PACRA Maintains Instrument Rating of Soneri Bank
|Rating Type||Debt Instrument|
The rating reflects SBL's maintained business profile as the bank managed to hold its system share in deposits (1.8%). Despite YoY volumetric rise in earning assets, mainly on account of surge in investment portfolio, the spreads came under pressure – a phenomenon witnessed industry-wide on the back of lower prevailing interest rates. The management strives to reduce costs of funds through mobilization of current deposits; material progress remains to be seen. The management’s strategy incorporates increase in advances; however, the bank remains cautious towards private sector lending. Hence, net advances witnessed shrinkage during 9MCY16. Fresh accretion in NPLs is limited. Thus asset quality was largely maintained. Deposits grew by 9%; however, concentration in top-20 depositors inched up, warranting management’s attention. The bank maintained sound liquidity and good risk absorption capacity. The overall CAR has come down to 15% at end-Sep16 (end- Sep15: ~17%), a factor of rise in risk weighted assets. As part of strategy, the management intends to increase the proportion of high-quality assets in its overall mix. While it may compromise bottom-line performance, it is likely to have a positive impact on CAR.

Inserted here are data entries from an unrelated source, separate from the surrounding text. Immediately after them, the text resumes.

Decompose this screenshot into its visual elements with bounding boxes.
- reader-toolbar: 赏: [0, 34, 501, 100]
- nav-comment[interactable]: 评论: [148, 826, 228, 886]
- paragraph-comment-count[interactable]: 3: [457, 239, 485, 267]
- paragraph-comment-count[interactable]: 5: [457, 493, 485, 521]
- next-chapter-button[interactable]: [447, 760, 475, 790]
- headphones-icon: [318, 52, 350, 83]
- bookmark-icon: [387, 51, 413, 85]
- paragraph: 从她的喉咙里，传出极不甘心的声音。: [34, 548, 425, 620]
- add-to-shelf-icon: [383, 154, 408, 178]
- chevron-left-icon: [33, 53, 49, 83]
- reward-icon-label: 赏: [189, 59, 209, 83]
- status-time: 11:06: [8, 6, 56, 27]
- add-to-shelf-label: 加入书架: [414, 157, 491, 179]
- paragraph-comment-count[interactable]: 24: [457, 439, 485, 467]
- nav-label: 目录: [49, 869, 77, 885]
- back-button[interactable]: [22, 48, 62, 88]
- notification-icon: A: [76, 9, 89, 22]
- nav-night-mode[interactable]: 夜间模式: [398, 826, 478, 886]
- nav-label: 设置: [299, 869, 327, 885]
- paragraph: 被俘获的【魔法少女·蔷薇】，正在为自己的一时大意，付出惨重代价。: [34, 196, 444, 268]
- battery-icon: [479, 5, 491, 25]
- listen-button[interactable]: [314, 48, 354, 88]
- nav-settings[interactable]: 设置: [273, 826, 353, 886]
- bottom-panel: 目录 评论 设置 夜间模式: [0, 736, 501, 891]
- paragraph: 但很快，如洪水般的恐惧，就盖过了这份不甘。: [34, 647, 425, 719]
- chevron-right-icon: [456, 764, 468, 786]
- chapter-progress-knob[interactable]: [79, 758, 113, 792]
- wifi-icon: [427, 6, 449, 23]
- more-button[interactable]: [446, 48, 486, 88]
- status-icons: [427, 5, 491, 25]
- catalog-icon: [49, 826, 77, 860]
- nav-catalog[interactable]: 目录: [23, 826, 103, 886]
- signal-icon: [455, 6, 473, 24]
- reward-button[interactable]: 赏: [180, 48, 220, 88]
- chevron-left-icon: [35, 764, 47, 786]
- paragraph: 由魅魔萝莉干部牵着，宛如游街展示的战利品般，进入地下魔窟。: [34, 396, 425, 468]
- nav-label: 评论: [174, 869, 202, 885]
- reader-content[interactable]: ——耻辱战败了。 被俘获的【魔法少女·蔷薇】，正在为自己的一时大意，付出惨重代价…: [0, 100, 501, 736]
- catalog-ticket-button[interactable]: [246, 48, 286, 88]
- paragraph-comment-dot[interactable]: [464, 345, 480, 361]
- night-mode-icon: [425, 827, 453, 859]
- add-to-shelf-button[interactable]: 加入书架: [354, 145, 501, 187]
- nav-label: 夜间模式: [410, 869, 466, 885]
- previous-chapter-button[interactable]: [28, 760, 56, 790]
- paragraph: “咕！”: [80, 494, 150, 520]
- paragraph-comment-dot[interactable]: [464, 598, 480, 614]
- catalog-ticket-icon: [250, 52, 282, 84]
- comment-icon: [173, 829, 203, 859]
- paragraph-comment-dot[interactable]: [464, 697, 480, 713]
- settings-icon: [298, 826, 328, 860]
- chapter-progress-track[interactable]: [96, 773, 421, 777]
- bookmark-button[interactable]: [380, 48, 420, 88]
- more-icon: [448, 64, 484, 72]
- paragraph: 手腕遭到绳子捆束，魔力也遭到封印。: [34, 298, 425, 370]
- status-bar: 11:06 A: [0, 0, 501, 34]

The rating is dependent on the bank's ability to maintain its market position in the industry while strengthening its overall risk profile. Bringing efficiency in overall operational structure is important to rationalize costs. In comparative landscape, adding granularity to core operations - deposits and advances - is critical. Meanwhile, increase in system share would be ratings positive.
SBL, established in 1991, operates with a network of 281 branches across the country. Feerasta family, owners of the Rupali group, holds the controlling stake (58%) through three trusts and individuals. The eight-member BoD, with diversified experience, comprises two nominees of Feerasta family, three independent directors, two NIT representatives, and the CEO. Mr. Aftab Manzoor, CEO since 2011, is a seasoned banker. He is assisted by an experienced management team.
SBL issued its 2nd unsecured, subordinated, and listed TFCs of PKR 3,000mln in July 2015 to enhance cushion in capital adequacy. The tenor of the instrument is eight years ending in 2023. Profit rate is based on 6M-KIBOR Plus 135bps p.a. payable semi-annually in arrears. Major principal repayment (99.7%) would be in bullet form at maturity in Jul-23 (96th month). SBL retains the call option on the instrument, which may be exercised, in part or full, after five years (Jul-20) of issue, subject to SBP's approval. The issue carries a lock-in clause and is also subject to loss absorbency. Keeping in view the projections, cushion to loss absorbency is expected to remain comfortable.